Jim Troughton: Warwickshire over Worcestershire 'hangover', says Bears coach
Warwickshire have made a flying start in their bid to win back their place in Division One of the County Championship at the first attempt.
After drawing their opening game, four straight wins have rocketed the born-again Bears 24 points clear at the top.
But, after playing four of the opening five games at home, they face their two longest away trips of the season - to Kent and Durham - in succession.
"It's a long road trip for us," said Bears coach Jim Troughton.
Before heading to Chester-le Street to face rejuvenated Durham in a match starting on 25 June, the trip to Tunbridge Wells to face One-Day Cup finalists Kent will be a meeting of first against second.
"It's a double-pointer in a way," said Troughton. "It's set up an intriguing fixture for us."
Even more so, as the Bears will be up against a Kent side whose assistant coach is Allan Donald, the former Warwickshire and South Africa fast bowler.

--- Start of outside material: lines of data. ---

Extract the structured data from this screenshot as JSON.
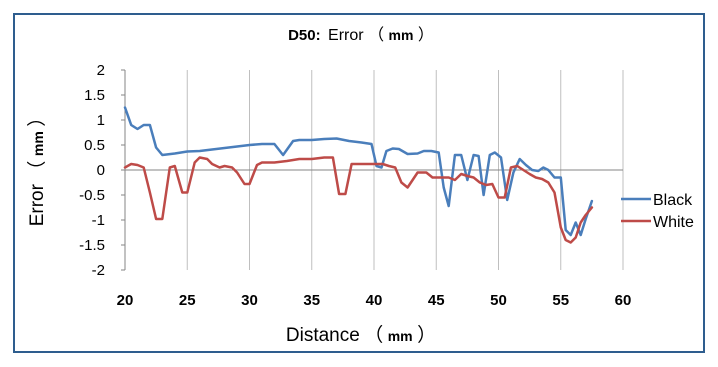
{
  "chart_data": {
    "type": "line",
    "title": {
      "prefix": "D50:",
      "main": "Error",
      "unit": "mm"
    },
    "xlabel": {
      "main": "Distance",
      "unit": "mm"
    },
    "ylabel": {
      "main": "Error",
      "unit": "mm"
    },
    "xlim": [
      20,
      60
    ],
    "ylim": [
      -2,
      2
    ],
    "x_ticks": [
      "20",
      "25",
      "30",
      "35",
      "40",
      "45",
      "50",
      "55",
      "60"
    ],
    "y_ticks": [
      "2",
      "1.5",
      "1",
      "0.5",
      "0",
      "-0.5",
      "-1",
      "-1.5",
      "-2"
    ],
    "grid": "vertical-major",
    "legend_position": "right",
    "series": [
      {
        "name": "Black",
        "color": "#4a7ebb",
        "x": [
          20,
          20.5,
          21,
          21.5,
          22,
          22.5,
          23,
          24,
          25,
          26,
          27,
          28,
          29,
          30,
          31,
          32,
          32.7,
          33.5,
          34,
          35,
          36,
          37,
          38,
          39,
          39.8,
          40.2,
          40.6,
          41,
          41.5,
          42,
          42.7,
          43.5,
          44,
          44.6,
          45.2,
          45.6,
          46,
          46.5,
          47,
          47.5,
          48,
          48.4,
          48.8,
          49.3,
          49.7,
          50.2,
          50.7,
          51.2,
          51.7,
          52.2,
          52.7,
          53.2,
          53.6,
          54,
          54.5,
          55,
          55.4,
          55.8,
          56.2,
          56.6,
          57,
          57.5
        ],
        "y": [
          1.25,
          0.9,
          0.82,
          0.9,
          0.9,
          0.45,
          0.3,
          0.33,
          0.37,
          0.38,
          0.41,
          0.44,
          0.47,
          0.5,
          0.52,
          0.52,
          0.3,
          0.58,
          0.6,
          0.6,
          0.62,
          0.63,
          0.58,
          0.55,
          0.52,
          0.08,
          0.05,
          0.38,
          0.43,
          0.42,
          0.32,
          0.33,
          0.38,
          0.38,
          0.35,
          -0.35,
          -0.72,
          0.3,
          0.3,
          -0.2,
          0.3,
          0.28,
          -0.5,
          0.3,
          0.35,
          0.25,
          -0.6,
          -0.05,
          0.22,
          0.1,
          0.0,
          -0.02,
          0.05,
          0.0,
          -0.15,
          -0.15,
          -1.2,
          -1.3,
          -1.05,
          -1.3,
          -0.98,
          -0.62
        ]
      },
      {
        "name": "White",
        "color": "#be4b48",
        "x": [
          20,
          20.5,
          21,
          21.5,
          22,
          22.5,
          23,
          23.6,
          24,
          24.6,
          25,
          25.6,
          26,
          26.6,
          27,
          27.6,
          28,
          28.6,
          29,
          29.6,
          30,
          30.6,
          31,
          32,
          33,
          34,
          35,
          36,
          36.7,
          37.2,
          37.7,
          38.2,
          39,
          40,
          40.7,
          41.2,
          41.7,
          42.2,
          42.7,
          43.5,
          44.2,
          44.7,
          45.2,
          45.6,
          46,
          46.5,
          47,
          47.5,
          48,
          48.5,
          49,
          49.5,
          50,
          50.5,
          51,
          51.5,
          52,
          52.5,
          53,
          53.5,
          54,
          54.5,
          55,
          55.4,
          55.8,
          56.2,
          56.6,
          57,
          57.5
        ],
        "y": [
          0.05,
          0.12,
          0.1,
          0.05,
          -0.45,
          -0.98,
          -0.98,
          0.05,
          0.08,
          -0.45,
          -0.45,
          0.15,
          0.25,
          0.22,
          0.12,
          0.05,
          0.08,
          0.05,
          -0.05,
          -0.28,
          -0.28,
          0.1,
          0.15,
          0.15,
          0.18,
          0.22,
          0.22,
          0.25,
          0.25,
          -0.48,
          -0.48,
          0.12,
          0.12,
          0.12,
          0.12,
          0.08,
          0.05,
          -0.25,
          -0.35,
          -0.05,
          -0.05,
          -0.15,
          -0.15,
          -0.15,
          -0.15,
          -0.2,
          -0.08,
          -0.12,
          -0.15,
          -0.25,
          -0.3,
          -0.28,
          -0.55,
          -0.55,
          0.05,
          0.08,
          0.0,
          -0.08,
          -0.15,
          -0.18,
          -0.25,
          -0.45,
          -1.15,
          -1.4,
          -1.45,
          -1.35,
          -1.05,
          -0.9,
          -0.75
        ]
      }
    ]
  }
}
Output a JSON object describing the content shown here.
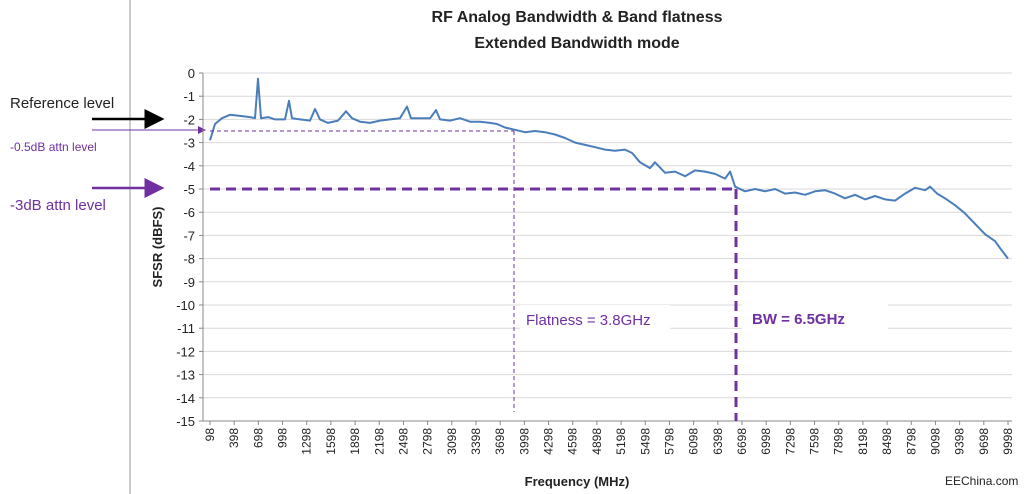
{
  "chart_data": {
    "type": "line",
    "title": [
      "RF Analog Bandwidth & Band flatness",
      "Extended Bandwidth mode"
    ],
    "xlabel": "Frequency (MHz)",
    "ylabel": "SFSR (dBFS)",
    "annotations": [
      "Reference level",
      "-0.5dB attn level",
      "-3dB attn level",
      "Flatness = 3.8GHz",
      "BW = 6.5GHz",
      "EEChina.com"
    ],
    "xlim": [
      98,
      9998
    ],
    "xticks": [
      98,
      398,
      698,
      998,
      1298,
      1598,
      1898,
      2198,
      2498,
      2798,
      3098,
      3398,
      3698,
      3998,
      4298,
      4598,
      4898,
      5198,
      5498,
      5798,
      6098,
      6398,
      6698,
      6998,
      7298,
      7598,
      7898,
      8198,
      8498,
      8798,
      9098,
      9398,
      9698,
      9998
    ],
    "ylim": [
      -15,
      0
    ],
    "yticks": [
      0,
      -1,
      -2,
      -3,
      -4,
      -5,
      -6,
      -7,
      -8,
      -9,
      -10,
      -11,
      -12,
      -13,
      -14,
      -15
    ],
    "grid": true,
    "series": [
      {
        "name": "SFSR",
        "color": "#4a7ebb",
        "x": [
          98,
          160,
          247,
          346,
          470,
          594,
          656,
          694,
          731,
          818,
          904,
          1029,
          1078,
          1115,
          1215,
          1339,
          1401,
          1463,
          1562,
          1686,
          1785,
          1860,
          1959,
          2083,
          2207,
          2331,
          2455,
          2542,
          2592,
          2703,
          2828,
          2902,
          2952,
          3076,
          3200,
          3324,
          3448,
          3572,
          3659,
          3758,
          3882,
          4006,
          4130,
          4254,
          4378,
          4503,
          4627,
          4751,
          4875,
          4999,
          5123,
          5247,
          5334,
          5433,
          5557,
          5619,
          5744,
          5868,
          5992,
          6116,
          6240,
          6364,
          6488,
          6550,
          6612,
          6736,
          6860,
          6984,
          7109,
          7233,
          7357,
          7481,
          7605,
          7729,
          7852,
          7976,
          8100,
          8225,
          8349,
          8473,
          8597,
          8721,
          8845,
          8969,
          9031,
          9118,
          9217,
          9341,
          9465,
          9589,
          9713,
          9838,
          9900,
          9998
        ],
        "values": [
          -2.9,
          -2.2,
          -1.95,
          -1.8,
          -1.85,
          -1.9,
          -1.95,
          -0.25,
          -1.95,
          -1.9,
          -2.0,
          -2.0,
          -1.2,
          -1.95,
          -2.0,
          -2.05,
          -1.55,
          -2.0,
          -2.15,
          -2.05,
          -1.65,
          -1.95,
          -2.1,
          -2.15,
          -2.05,
          -2.0,
          -1.95,
          -1.45,
          -1.95,
          -1.95,
          -1.95,
          -1.6,
          -2.0,
          -2.05,
          -1.95,
          -2.1,
          -2.1,
          -2.15,
          -2.2,
          -2.35,
          -2.45,
          -2.55,
          -2.5,
          -2.55,
          -2.65,
          -2.8,
          -3.0,
          -3.1,
          -3.2,
          -3.3,
          -3.35,
          -3.3,
          -3.45,
          -3.85,
          -4.1,
          -3.85,
          -4.3,
          -4.25,
          -4.45,
          -4.2,
          -4.25,
          -4.35,
          -4.55,
          -4.25,
          -4.9,
          -5.1,
          -5.0,
          -5.1,
          -5.0,
          -5.2,
          -5.15,
          -5.25,
          -5.1,
          -5.05,
          -5.2,
          -5.4,
          -5.25,
          -5.45,
          -5.3,
          -5.45,
          -5.5,
          -5.2,
          -4.95,
          -5.05,
          -4.9,
          -5.2,
          -5.4,
          -5.7,
          -6.05,
          -6.5,
          -6.95,
          -7.25,
          -7.55,
          -8.0
        ]
      }
    ]
  }
}
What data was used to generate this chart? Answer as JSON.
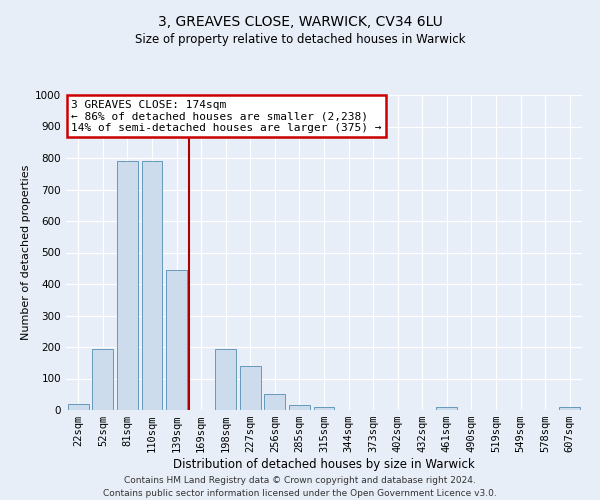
{
  "title": "3, GREAVES CLOSE, WARWICK, CV34 6LU",
  "subtitle": "Size of property relative to detached houses in Warwick",
  "xlabel": "Distribution of detached houses by size in Warwick",
  "ylabel": "Number of detached properties",
  "bar_labels": [
    "22sqm",
    "52sqm",
    "81sqm",
    "110sqm",
    "139sqm",
    "169sqm",
    "198sqm",
    "227sqm",
    "256sqm",
    "285sqm",
    "315sqm",
    "344sqm",
    "373sqm",
    "402sqm",
    "432sqm",
    "461sqm",
    "490sqm",
    "519sqm",
    "549sqm",
    "578sqm",
    "607sqm"
  ],
  "bar_values": [
    20,
    195,
    790,
    790,
    445,
    0,
    195,
    140,
    50,
    15,
    10,
    0,
    0,
    0,
    0,
    10,
    0,
    0,
    0,
    0,
    10
  ],
  "bar_color": "#ccdcec",
  "bar_edge_color": "#6699bb",
  "ylim": [
    0,
    1000
  ],
  "vline_x_index": 5,
  "vline_color": "#aa0000",
  "annotation_title": "3 GREAVES CLOSE: 174sqm",
  "annotation_line1": "← 86% of detached houses are smaller (2,238)",
  "annotation_line2": "14% of semi-detached houses are larger (375) →",
  "annotation_box_color": "#cc0000",
  "footer_line1": "Contains HM Land Registry data © Crown copyright and database right 2024.",
  "footer_line2": "Contains public sector information licensed under the Open Government Licence v3.0.",
  "background_color": "#e8eef8",
  "plot_bg_color": "#e8eef8",
  "grid_color": "#ffffff",
  "title_fontsize": 10,
  "subtitle_fontsize": 8.5,
  "ylabel_fontsize": 8,
  "xlabel_fontsize": 8.5,
  "tick_fontsize": 7.5,
  "annotation_fontsize": 8,
  "footer_fontsize": 6.5
}
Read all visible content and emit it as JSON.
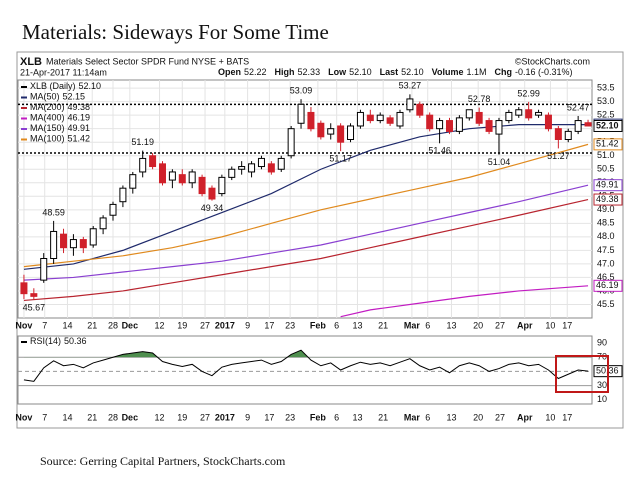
{
  "title": "Materials: Sideways For Some Time",
  "source": "Source: Gerring Capital Partners, StockCharts.com",
  "header": {
    "symbol": "XLB",
    "name": "Materials Select Sector SPDR Fund NYSE + BATS",
    "copyright": "©StockCharts.com",
    "date": "21-Apr-2017 11:14am",
    "quote": [
      {
        "label": "Open",
        "value": "52.22"
      },
      {
        "label": "High",
        "value": "52.33"
      },
      {
        "label": "Low",
        "value": "52.10"
      },
      {
        "label": "Last",
        "value": "52.10"
      },
      {
        "label": "Volume",
        "value": "1.1M"
      },
      {
        "label": "Chg",
        "value": "-0.16 (-0.31%)"
      }
    ]
  },
  "chart_data": [
    {
      "type": "candlestick",
      "legend_title": "XLB (Daily)",
      "last_label": "52.10",
      "up_color": "#000000",
      "down_color": "#d0202a",
      "grid": true,
      "xlim": [
        -0.6,
        57.4
      ],
      "ylim": [
        45,
        53.8
      ],
      "yticks": [
        45.5,
        {
          "value": 46,
          "label": "46.0"
        },
        46.5,
        {
          "value": 47,
          "label": "47.0"
        },
        47.5,
        {
          "value": 48,
          "label": "48.0"
        },
        48.5,
        {
          "value": 49,
          "label": "49.0"
        },
        49.5,
        {
          "value": 50,
          "label": "50.0"
        },
        50.5,
        {
          "value": 51,
          "label": "51.0"
        },
        51.5,
        {
          "value": 52,
          "label": "52.0"
        },
        52.5,
        {
          "value": 53,
          "label": "53.0"
        },
        53.5
      ],
      "xticks": [
        {
          "value": 0,
          "label": "Nov"
        },
        {
          "value": 2.1,
          "label": "7"
        },
        {
          "value": 4.4,
          "label": "14"
        },
        {
          "value": 6.9,
          "label": "21"
        },
        {
          "value": 9,
          "label": "28"
        },
        {
          "value": 10.7,
          "label": "Dec"
        },
        {
          "value": 13.7,
          "label": "12"
        },
        {
          "value": 16,
          "label": "19"
        },
        {
          "value": 18.3,
          "label": "27"
        },
        {
          "value": 20.3,
          "label": "2017"
        },
        {
          "value": 22.6,
          "label": "9"
        },
        {
          "value": 24.8,
          "label": "17"
        },
        {
          "value": 26.9,
          "label": "23"
        },
        {
          "value": 29.7,
          "label": "Feb"
        },
        {
          "value": 31.6,
          "label": "6"
        },
        {
          "value": 33.7,
          "label": "13"
        },
        {
          "value": 36.3,
          "label": "21"
        },
        {
          "value": 39.2,
          "label": "Mar"
        },
        {
          "value": 40.8,
          "label": "6"
        },
        {
          "value": 43.2,
          "label": "13"
        },
        {
          "value": 45.9,
          "label": "20"
        },
        {
          "value": 48.1,
          "label": "27"
        },
        {
          "value": 50.6,
          "label": "Apr"
        },
        {
          "value": 53.2,
          "label": "10"
        },
        {
          "value": 54.9,
          "label": "17"
        }
      ],
      "candles": {
        "open": [
          46.3,
          45.9,
          46.4,
          47.2,
          48.1,
          47.6,
          47.9,
          47.7,
          48.3,
          48.8,
          49.3,
          49.8,
          50.4,
          51.0,
          50.7,
          50.1,
          50.3,
          50.0,
          50.2,
          49.8,
          49.6,
          50.2,
          50.5,
          50.4,
          50.6,
          50.7,
          50.5,
          51.0,
          52.2,
          52.6,
          52.2,
          51.8,
          52.1,
          51.6,
          52.1,
          52.5,
          52.3,
          52.4,
          52.1,
          52.7,
          52.9,
          52.5,
          52.0,
          52.3,
          51.9,
          52.4,
          52.6,
          52.3,
          51.8,
          52.3,
          52.5,
          52.7,
          52.5,
          52.5,
          52.0,
          51.6,
          51.9,
          52.22
        ],
        "high": [
          46.6,
          46.1,
          47.4,
          48.59,
          48.3,
          48.1,
          48.0,
          48.4,
          48.8,
          49.3,
          49.9,
          50.4,
          51.19,
          51.1,
          50.8,
          50.5,
          50.5,
          50.5,
          50.3,
          49.9,
          50.3,
          50.6,
          50.8,
          50.8,
          51.0,
          50.8,
          51.0,
          52.1,
          53.09,
          52.8,
          52.3,
          52.2,
          52.2,
          52.2,
          52.7,
          52.7,
          52.6,
          52.5,
          52.7,
          53.27,
          53.0,
          52.6,
          52.4,
          52.4,
          52.5,
          52.7,
          52.78,
          52.4,
          52.4,
          52.7,
          52.8,
          52.99,
          52.7,
          52.6,
          52.1,
          52.0,
          52.47,
          52.33
        ],
        "low": [
          45.7,
          45.67,
          46.3,
          47.0,
          47.4,
          47.3,
          47.4,
          47.6,
          48.1,
          48.6,
          49.1,
          49.6,
          50.2,
          50.5,
          49.9,
          49.8,
          49.9,
          49.8,
          49.5,
          49.34,
          49.5,
          50.1,
          50.3,
          50.2,
          50.5,
          50.3,
          50.4,
          50.9,
          52.0,
          51.9,
          51.6,
          51.6,
          51.17,
          51.5,
          52.0,
          52.2,
          52.2,
          52.1,
          52.0,
          52.6,
          52.4,
          51.9,
          51.46,
          51.8,
          51.8,
          52.3,
          52.1,
          51.8,
          51.04,
          52.2,
          52.4,
          52.3,
          52.4,
          51.9,
          51.27,
          51.5,
          51.8,
          52.1
        ],
        "close": [
          45.9,
          45.8,
          47.2,
          48.2,
          47.6,
          47.9,
          47.6,
          48.3,
          48.7,
          49.2,
          49.8,
          50.3,
          50.9,
          50.6,
          50.0,
          50.4,
          50.0,
          50.4,
          49.6,
          49.4,
          50.2,
          50.5,
          50.6,
          50.7,
          50.9,
          50.4,
          50.9,
          52.0,
          52.9,
          52.0,
          51.7,
          52.0,
          51.5,
          52.1,
          52.6,
          52.3,
          52.5,
          52.2,
          52.6,
          53.1,
          52.5,
          52.0,
          52.3,
          51.9,
          52.4,
          52.7,
          52.2,
          51.9,
          52.3,
          52.6,
          52.7,
          52.4,
          52.6,
          52.0,
          51.6,
          51.9,
          52.3,
          52.1
        ]
      },
      "series": [
        {
          "name": "MA(50)",
          "color": "#1f2a6b",
          "last": 52.15,
          "x": [
            0,
            5,
            10,
            15,
            20,
            25,
            30,
            35,
            40,
            45,
            50,
            57
          ],
          "values": [
            46.8,
            47.0,
            47.5,
            48.2,
            48.9,
            49.6,
            50.5,
            51.2,
            51.7,
            52.0,
            52.15,
            52.15
          ]
        },
        {
          "name": "MA(200)",
          "color": "#b8242f",
          "last": 49.38,
          "x": [
            0,
            5,
            10,
            15,
            20,
            25,
            30,
            35,
            40,
            45,
            50,
            57
          ],
          "values": [
            45.65,
            45.8,
            46.0,
            46.3,
            46.6,
            46.9,
            47.2,
            47.6,
            48.0,
            48.4,
            48.8,
            49.38
          ]
        },
        {
          "name": "MA(400)",
          "color": "#c21cc2",
          "last": 46.19,
          "x": [
            32,
            35,
            40,
            45,
            50,
            57
          ],
          "values": [
            45.05,
            45.3,
            45.55,
            45.8,
            46.0,
            46.19
          ]
        },
        {
          "name": "MA(150)",
          "color": "#8a3fd1",
          "last": 49.91,
          "x": [
            0,
            5,
            10,
            15,
            20,
            25,
            30,
            35,
            40,
            45,
            50,
            57
          ],
          "values": [
            46.4,
            46.5,
            46.7,
            46.9,
            47.1,
            47.4,
            47.7,
            48.1,
            48.5,
            48.9,
            49.3,
            49.91
          ]
        },
        {
          "name": "MA(100)",
          "color": "#e08a1e",
          "last": 51.42,
          "x": [
            0,
            5,
            10,
            15,
            20,
            25,
            30,
            35,
            40,
            45,
            50,
            57
          ],
          "values": [
            46.9,
            47.1,
            47.3,
            47.6,
            48.0,
            48.5,
            49.0,
            49.4,
            49.8,
            50.2,
            50.7,
            51.42
          ]
        }
      ],
      "levels": [
        52.9,
        51.1
      ],
      "annotations": [
        {
          "x": 1,
          "value": 45.67
        },
        {
          "x": 3,
          "value": 48.59
        },
        {
          "x": 12,
          "value": 51.19
        },
        {
          "x": 19,
          "value": 49.34
        },
        {
          "x": 28,
          "value": 53.09
        },
        {
          "x": 32,
          "value": 51.17
        },
        {
          "x": 39,
          "value": 53.27
        },
        {
          "x": 42,
          "value": 51.46
        },
        {
          "x": 46,
          "value": 52.78
        },
        {
          "x": 48,
          "value": 51.04
        },
        {
          "x": 51,
          "value": 52.99
        },
        {
          "x": 54,
          "value": 51.27
        },
        {
          "x": 56,
          "value": 52.47
        }
      ]
    },
    {
      "type": "line",
      "name": "RSI(14)",
      "last": 50.36,
      "color": "#000000",
      "fill_color": "#4f8f4f",
      "xlim": [
        -0.6,
        57.4
      ],
      "ylim": [
        4,
        100
      ],
      "yticks": [
        10,
        30,
        70,
        90
      ],
      "levels": [
        30,
        50,
        70
      ],
      "overbought": 70,
      "values": [
        38,
        36,
        55,
        65,
        58,
        60,
        55,
        62,
        66,
        70,
        74,
        76,
        78,
        76,
        64,
        60,
        57,
        60,
        50,
        44,
        56,
        60,
        62,
        64,
        66,
        60,
        64,
        74,
        80,
        66,
        58,
        62,
        52,
        58,
        63,
        60,
        62,
        58,
        63,
        68,
        58,
        52,
        56,
        48,
        58,
        62,
        58,
        50,
        54,
        60,
        62,
        58,
        60,
        52,
        40,
        46,
        52,
        50.36
      ]
    }
  ]
}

Kuhn and Kent next for Bears
Warwickshire will face Kent hoping that the hosts' South African batsman Heino Kuhn does not take his One-Day Cup form - 664 runs in 10 innings at 94.86, including four centuries - into the Championship, in which he has made 313 runs in nine innings at 44.71, with a highest score of 69 not out.
Kolpak player Kuhn made the difference for Kent against a Worcestershire side that had earned a home One-Day Cup semi-final by winning a classic Bears-Pears contest by one wicket under the Edgbaston lights to top the group and eliminate Warwickshire from the competition.
Troughton said the narrowness of the margin of defeat took some getting over, and it took a team meeting on the second evening of the Championship game that followed against Glamorgan to put it to bed.
"There was a little bit of a hangover from the Worcestershire game," he told BBC Coventry & Warwickshire. "To miss out on qualification was a difficult one to take.
"Mentally and physically that took a lot out of us, but we had a good chat about standards on and off the field and reminded ourselves that we were in a fight and had to put in two more days' hard work to win the Glamorgan game."
'Wright has done a great job for team'
The key to victory was Ian Bell's timely ending of a run of 32 Championship matches without a century by hitting two in the same game.
But Warwickshire bowling coach Graeme Welch is also quick to praise an attack which, because of injuries, has restricted pacemen Olly Stone, Ryan Sidebottom and Keith Barker all to just two out of a possible five appearances this season.
In their place, the Bears have been helped by the emergence of local teenager Henry Brookes, whose 20 wickets from just four games match his captain, spinner Jeetan Patel.
And Welch has particularly pointed out the hard-working job done by the only ever-present in the seam attack, the now fully-fit again Chris Wright, who has taken 14 wickets.
"With Olly Stone and Keith Barker having hamstring injuries and Ryan Sidebottom getting a side strain, it has been a great collective effort," said Welch. "But Henry has come in and done really well, Keith has come back in and the lads have dovetailed.
"They've all taken responsibility and shared the wickets round, but the one person I would pick out is Chris Wright. He has bowled really well. He hasn't yet had the rewards but he will soon. He's done a great job for the team.
"There are still things we can work on. One of my remits is for the bowlers to be going at under three an over in the Championship. At the moment, only Jeets is doing that so that is something to work on. We are under three-and-a-half, which is decent, but there is room for improvement."